Thursday, May 12, 2005

Radio on a First-Name Basis

According to Yahoo!, radio stations would like for people to listen to them:

As more consumers turn a deaf ear to traditional radio, stations increasingly are switching formats. The Internet, iPods, computer games, podcasting, commercial-free satellite radio and staid programming have combined to slice average weekly listening time 9% since 1998, prompting many "terrestrial" commercial stations to jettison even relatively strong formats, such as rock, in several big markets.

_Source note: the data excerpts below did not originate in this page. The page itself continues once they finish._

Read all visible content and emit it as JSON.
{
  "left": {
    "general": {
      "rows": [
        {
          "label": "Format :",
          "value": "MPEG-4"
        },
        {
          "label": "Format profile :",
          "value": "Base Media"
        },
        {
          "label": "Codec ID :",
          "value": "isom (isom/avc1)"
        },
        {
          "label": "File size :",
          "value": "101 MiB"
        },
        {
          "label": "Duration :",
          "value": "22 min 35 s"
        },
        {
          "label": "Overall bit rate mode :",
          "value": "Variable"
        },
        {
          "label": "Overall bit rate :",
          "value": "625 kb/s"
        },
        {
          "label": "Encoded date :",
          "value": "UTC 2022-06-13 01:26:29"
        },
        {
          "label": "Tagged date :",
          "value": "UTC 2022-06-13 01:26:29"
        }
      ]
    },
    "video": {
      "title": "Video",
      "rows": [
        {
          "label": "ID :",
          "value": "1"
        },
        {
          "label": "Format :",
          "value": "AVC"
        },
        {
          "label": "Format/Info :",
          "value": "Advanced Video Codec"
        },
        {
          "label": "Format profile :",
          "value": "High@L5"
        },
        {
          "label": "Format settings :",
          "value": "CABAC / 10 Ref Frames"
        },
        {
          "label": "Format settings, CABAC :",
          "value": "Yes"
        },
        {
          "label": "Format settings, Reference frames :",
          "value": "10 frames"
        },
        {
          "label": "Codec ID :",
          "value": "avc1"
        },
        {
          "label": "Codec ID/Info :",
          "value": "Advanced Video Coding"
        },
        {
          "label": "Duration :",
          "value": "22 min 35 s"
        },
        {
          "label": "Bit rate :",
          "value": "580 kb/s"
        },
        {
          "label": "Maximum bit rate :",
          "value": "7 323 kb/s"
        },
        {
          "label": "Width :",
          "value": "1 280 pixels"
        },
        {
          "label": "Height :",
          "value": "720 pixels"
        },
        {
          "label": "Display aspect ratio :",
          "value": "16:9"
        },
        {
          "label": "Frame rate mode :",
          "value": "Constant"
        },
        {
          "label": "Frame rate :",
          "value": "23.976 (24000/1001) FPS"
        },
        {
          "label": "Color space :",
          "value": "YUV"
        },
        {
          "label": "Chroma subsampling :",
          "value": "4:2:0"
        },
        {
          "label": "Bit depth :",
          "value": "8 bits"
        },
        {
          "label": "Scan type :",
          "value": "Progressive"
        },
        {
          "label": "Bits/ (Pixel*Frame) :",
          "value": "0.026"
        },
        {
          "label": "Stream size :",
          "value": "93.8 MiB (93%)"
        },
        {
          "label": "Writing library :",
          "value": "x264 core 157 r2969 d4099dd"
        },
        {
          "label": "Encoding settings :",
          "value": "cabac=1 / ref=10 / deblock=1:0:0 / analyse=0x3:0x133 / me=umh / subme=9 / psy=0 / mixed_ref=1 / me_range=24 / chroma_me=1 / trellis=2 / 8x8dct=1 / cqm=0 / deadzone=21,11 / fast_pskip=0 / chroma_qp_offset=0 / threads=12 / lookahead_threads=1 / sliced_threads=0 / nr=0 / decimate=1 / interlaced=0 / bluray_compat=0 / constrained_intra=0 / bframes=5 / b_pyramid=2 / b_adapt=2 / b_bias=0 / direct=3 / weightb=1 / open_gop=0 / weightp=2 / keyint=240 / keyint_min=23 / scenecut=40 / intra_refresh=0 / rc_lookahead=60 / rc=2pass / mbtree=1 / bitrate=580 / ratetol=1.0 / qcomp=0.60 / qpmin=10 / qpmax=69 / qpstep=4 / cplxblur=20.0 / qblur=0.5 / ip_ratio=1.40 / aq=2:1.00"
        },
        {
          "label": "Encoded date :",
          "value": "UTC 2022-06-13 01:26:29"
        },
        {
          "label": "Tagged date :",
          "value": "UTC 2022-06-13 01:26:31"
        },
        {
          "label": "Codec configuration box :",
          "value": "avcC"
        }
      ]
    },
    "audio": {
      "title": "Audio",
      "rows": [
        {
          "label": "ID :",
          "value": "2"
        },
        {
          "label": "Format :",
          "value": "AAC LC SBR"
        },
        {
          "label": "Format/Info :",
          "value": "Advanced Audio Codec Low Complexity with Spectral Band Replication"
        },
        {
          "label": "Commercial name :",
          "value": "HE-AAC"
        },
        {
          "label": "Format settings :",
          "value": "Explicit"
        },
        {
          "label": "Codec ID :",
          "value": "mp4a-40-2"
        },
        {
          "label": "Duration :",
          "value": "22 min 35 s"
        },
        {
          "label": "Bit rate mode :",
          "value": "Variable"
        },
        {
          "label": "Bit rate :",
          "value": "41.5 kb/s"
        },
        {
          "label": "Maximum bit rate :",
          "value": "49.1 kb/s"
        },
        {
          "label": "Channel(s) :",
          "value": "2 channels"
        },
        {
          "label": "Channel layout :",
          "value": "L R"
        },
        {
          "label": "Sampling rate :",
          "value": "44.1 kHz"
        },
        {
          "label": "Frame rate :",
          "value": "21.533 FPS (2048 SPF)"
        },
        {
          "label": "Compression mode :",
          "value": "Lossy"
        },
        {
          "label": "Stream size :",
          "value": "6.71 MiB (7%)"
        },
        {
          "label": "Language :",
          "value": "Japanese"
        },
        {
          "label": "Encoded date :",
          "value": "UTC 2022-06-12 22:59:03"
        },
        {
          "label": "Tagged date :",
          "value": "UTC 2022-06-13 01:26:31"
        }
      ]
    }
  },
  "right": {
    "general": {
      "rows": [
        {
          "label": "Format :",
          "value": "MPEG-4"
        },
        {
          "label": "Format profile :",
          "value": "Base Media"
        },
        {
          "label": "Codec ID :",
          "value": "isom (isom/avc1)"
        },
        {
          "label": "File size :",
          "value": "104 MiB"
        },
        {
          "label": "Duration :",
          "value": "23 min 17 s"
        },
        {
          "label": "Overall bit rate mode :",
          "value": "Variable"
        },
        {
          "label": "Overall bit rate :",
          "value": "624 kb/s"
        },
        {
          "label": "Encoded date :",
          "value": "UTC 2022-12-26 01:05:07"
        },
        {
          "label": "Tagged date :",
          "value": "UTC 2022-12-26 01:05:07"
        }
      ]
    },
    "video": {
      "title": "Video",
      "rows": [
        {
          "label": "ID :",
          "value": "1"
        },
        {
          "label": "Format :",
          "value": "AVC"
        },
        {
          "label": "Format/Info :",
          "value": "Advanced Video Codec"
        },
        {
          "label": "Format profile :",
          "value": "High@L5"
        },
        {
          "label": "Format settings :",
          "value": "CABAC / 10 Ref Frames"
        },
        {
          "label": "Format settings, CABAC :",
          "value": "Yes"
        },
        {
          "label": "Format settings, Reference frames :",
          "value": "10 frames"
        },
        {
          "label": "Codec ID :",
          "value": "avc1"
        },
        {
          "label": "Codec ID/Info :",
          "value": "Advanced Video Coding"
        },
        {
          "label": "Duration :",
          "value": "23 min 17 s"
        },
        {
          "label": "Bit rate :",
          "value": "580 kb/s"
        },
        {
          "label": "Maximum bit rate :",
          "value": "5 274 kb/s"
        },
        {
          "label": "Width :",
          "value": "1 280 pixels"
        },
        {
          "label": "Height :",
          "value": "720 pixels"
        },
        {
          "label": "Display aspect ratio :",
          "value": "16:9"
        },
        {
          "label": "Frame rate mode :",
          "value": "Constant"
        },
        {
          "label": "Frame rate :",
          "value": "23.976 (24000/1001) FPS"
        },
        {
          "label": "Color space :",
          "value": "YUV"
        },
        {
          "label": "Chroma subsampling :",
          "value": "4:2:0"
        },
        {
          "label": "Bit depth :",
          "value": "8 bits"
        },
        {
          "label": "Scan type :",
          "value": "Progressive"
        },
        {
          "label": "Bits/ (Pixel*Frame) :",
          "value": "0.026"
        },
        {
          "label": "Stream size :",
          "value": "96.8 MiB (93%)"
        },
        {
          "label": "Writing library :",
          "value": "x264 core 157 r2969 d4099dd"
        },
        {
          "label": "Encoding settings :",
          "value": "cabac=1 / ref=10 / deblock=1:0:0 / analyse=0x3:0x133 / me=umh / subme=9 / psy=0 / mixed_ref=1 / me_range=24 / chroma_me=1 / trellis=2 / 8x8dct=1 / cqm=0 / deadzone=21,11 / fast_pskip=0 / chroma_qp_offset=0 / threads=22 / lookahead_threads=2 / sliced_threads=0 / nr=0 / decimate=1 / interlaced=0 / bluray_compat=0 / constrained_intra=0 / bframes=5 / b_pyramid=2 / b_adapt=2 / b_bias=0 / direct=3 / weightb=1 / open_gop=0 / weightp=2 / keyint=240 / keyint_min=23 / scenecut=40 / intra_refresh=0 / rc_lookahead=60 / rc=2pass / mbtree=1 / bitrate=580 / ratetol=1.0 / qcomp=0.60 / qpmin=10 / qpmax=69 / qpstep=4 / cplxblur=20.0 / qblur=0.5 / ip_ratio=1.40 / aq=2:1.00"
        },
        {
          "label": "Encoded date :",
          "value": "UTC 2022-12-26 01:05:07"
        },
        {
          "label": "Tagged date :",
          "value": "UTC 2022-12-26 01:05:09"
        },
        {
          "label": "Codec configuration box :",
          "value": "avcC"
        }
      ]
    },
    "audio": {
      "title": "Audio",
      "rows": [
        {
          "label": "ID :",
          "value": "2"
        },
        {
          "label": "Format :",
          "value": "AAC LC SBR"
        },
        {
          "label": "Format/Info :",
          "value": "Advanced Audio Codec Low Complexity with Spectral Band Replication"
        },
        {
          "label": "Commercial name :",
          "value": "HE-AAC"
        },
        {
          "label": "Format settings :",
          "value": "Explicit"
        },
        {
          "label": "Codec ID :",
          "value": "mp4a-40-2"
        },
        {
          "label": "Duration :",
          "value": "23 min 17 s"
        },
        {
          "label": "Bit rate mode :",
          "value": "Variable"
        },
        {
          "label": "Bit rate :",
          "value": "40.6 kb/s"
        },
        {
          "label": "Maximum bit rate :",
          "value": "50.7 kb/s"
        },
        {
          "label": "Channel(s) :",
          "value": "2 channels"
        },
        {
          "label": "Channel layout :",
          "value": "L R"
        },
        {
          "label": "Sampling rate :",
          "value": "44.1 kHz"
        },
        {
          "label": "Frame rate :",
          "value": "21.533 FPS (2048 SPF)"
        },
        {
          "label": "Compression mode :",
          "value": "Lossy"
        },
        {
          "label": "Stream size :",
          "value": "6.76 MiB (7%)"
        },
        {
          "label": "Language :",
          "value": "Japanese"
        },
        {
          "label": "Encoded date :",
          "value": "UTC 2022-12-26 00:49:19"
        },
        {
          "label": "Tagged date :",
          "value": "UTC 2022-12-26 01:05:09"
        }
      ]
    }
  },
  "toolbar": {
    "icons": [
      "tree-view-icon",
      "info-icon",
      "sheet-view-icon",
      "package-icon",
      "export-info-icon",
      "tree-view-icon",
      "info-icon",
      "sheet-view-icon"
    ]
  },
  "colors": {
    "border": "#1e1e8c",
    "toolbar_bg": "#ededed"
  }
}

[One hot concept is] Jack. Aka Bob, Alice and other first-name monikers, the format focuses on '70s, '80s and '90s hits, sprinkled with current tunes. Target audience: twenty-somethings to baby boomers. A hit in Canada since 2002, Jack could be in 100 U.S. markets this year. Jack is often backed by "throw away your iPod" marketing hype because it employs playlists of 1,200 or more songs - triple most oldies-style music stations and a bit closer to iPod capacity. "Jack's a reaction to stations that are tightly formatted and predictable," Inside Radio editor Tom Taylor says. Baltimore station WSQR jettisoned its 17-year-old oldies format for Jack on May 4. "With Jack, people don't know what to expect, and we hope that's what they'll gravitate to," says programming director Dave LaBrozzi.
-----
As with the "Bob" station I wrote about, I imageine the "Jack" people think that Jack is an extremely funny name, but they have the right idea about making radio better. I bet that as more and more radio stations switch to the "shuffle" concept--where the listening experience is more like listening to your iPod--people will get nostalgic about stations that play just one format. It's like those times when you get sick of shuffle and just want to listen to an entire album, but it's nice to have both options. The main thing that radio needs is more variety (stations with traditional formats would play more bands in the genre they play), better DJs, and fewer commercials. I know they are working on the first and third things, but good luck with the DJs. [By the way: Did you ever notice that the DJs who are the worst technically--bad voice, dead air, etc.--play the best music?]